Growing up, I had always wanted to be one of those classy people who loved going to museums – someone who would look at a painting and say: “Oh my God, Monet is just speaking to me through these haystacks. They clearly represent the individual’s struggle against the socially constructed ordinary.” The reality though, was that my attention span was nowhere near great enough to appreciate looking at a static image on a wall for any extended period of time.

One summer, I worked as a camp counselor in Maine. I was born in a city just forty minutes away, and I hadn’t returned to the area since my family moved to Michigan when I was five; so, needless to say, I had grand expectations of being “at home” again and all of the Dorothy-Gale-complex-driven feeling-like-I-belonged-somewhere idealizations that came with that. To my shock, it was one of the worst experiences of my life for many reasons, a primary one being that it was so annoyingly, frustratingly, and sometimes horrifyingly loud. Children were screaming and chanting at the tops of their lungs wherever I went, which created a sense of falseness and confinement in the state I had always elevated as being the land of freedom and peace in my mind.

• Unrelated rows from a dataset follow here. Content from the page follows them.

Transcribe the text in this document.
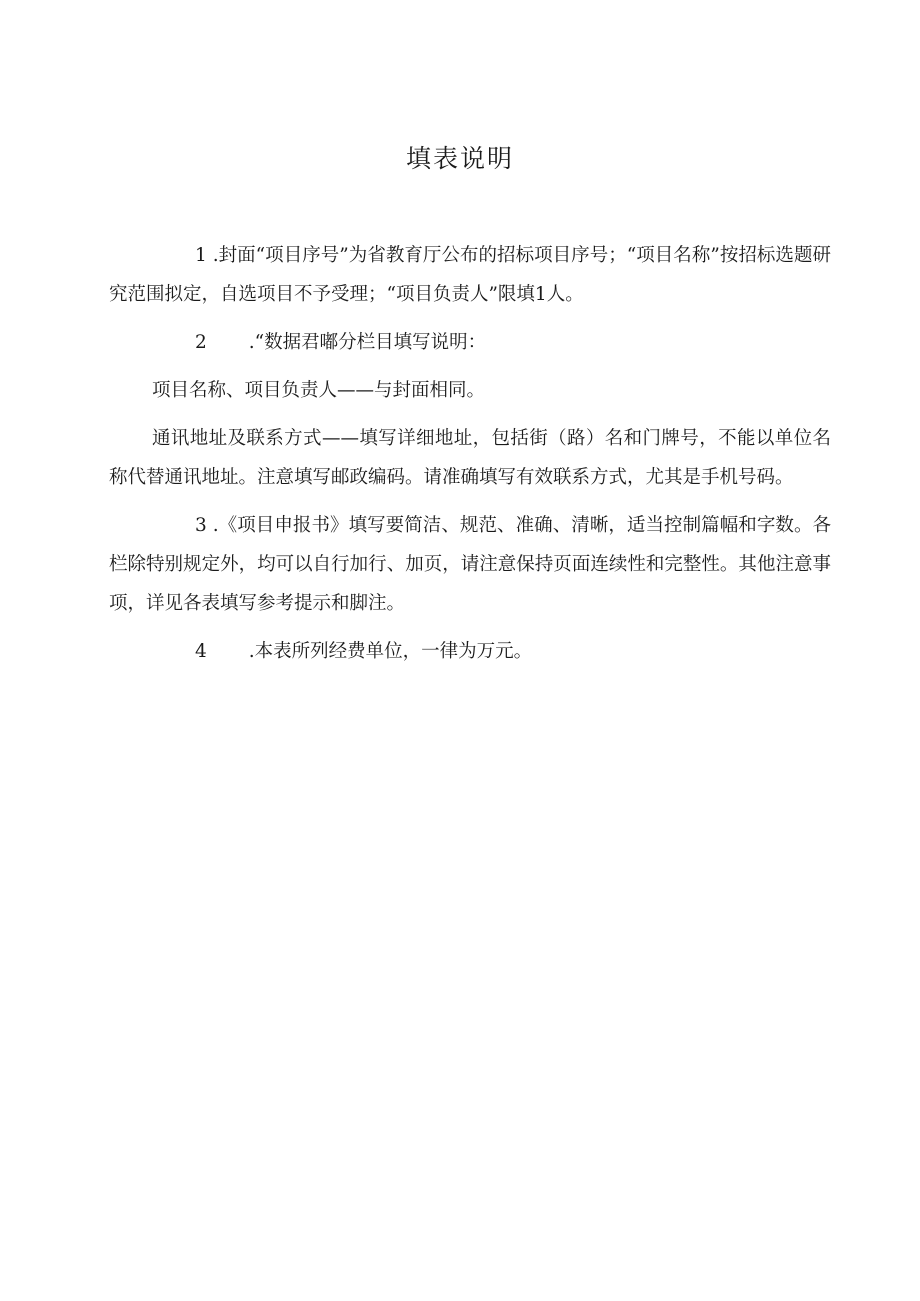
填表说明

1 .封面“项目序号”为省教育厅公布的招标项目序号；“项目名称”按招标选题研究范围拟定，自选项目不予受理；“项目负责人”限填1人。

2 .“数据君嘟分栏目填写说明：

项目名称、项目负责人——与封面相同。

通讯地址及联系方式——填写详细地址，包括街（路）名和门牌号，不能以单位名称代替通讯地址。注意填写邮政编码。请准确填写有效联系方式，尤其是手机号码。

3 .《项目申报书》填写要简洁、规范、准确、清晰，适当控制篇幅和字数。各栏除特别规定外，均可以自行加行、加页，请注意保持页面连续性和完整性。其他注意事项，详见各表填写参考提示和脚注。

4 .本表所列经费单位，一律为万元。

On a day off, I visited Old Port, a touristy (yet beautiful and culturally-diverse) area of Portland, ME. I recalled that my mother had recommended I go to the Portland Museum of Art while I was there; so partly in interest, but mostly to appease her, I went. And, as you can probably guess, it was one of those instances where mother knew best.

As I made my way through the building, I was surprised to find that I wasn’t having my usual, cynical, “Who the hell thinks stacked sardine cans constitute art?” thoughts. Instead, I felt my pulse lowering to tranquil levels again. The incredible sound of silence resonated in my ears, traveling through my brain and relieving my mind of anxiety.

That day, I finally understood the appeal of museums (or at least, how they appealed to me). I was alone most of the time and the people who occasionally passed by would speak in whispers as if there was some greater force among us which warranted respect. I was just there, and I was me, but that didn’t really matter, and it was blissfully quiet. The preserved characters in portraits and sculptures never ridiculed like the teenage girls I tried to teach every day. They didn’t follow young women alone into cabins at night and take pleasure in terrifying them like my supervisor did with me. They stared, and calmed, and aided in the process of remembrance. Portland was the Maine that had been beckoning in my dreams for fourteen years and I felt a connection to that museum. Its uprooted collections of painted and sculpted people were more real than the fake bullshit that was that camp. It was a vital and awakening experience. Now, I’m certainly not saying that I envisioned old-white-man God, sitting, perched upon a cloud above that city, looking down and twirling a beard as he magically induced a revelation within me, but this moment was the closest I had ever come to feeling completely enlightened, spiritually-aware, and secure in the world. I was at home there.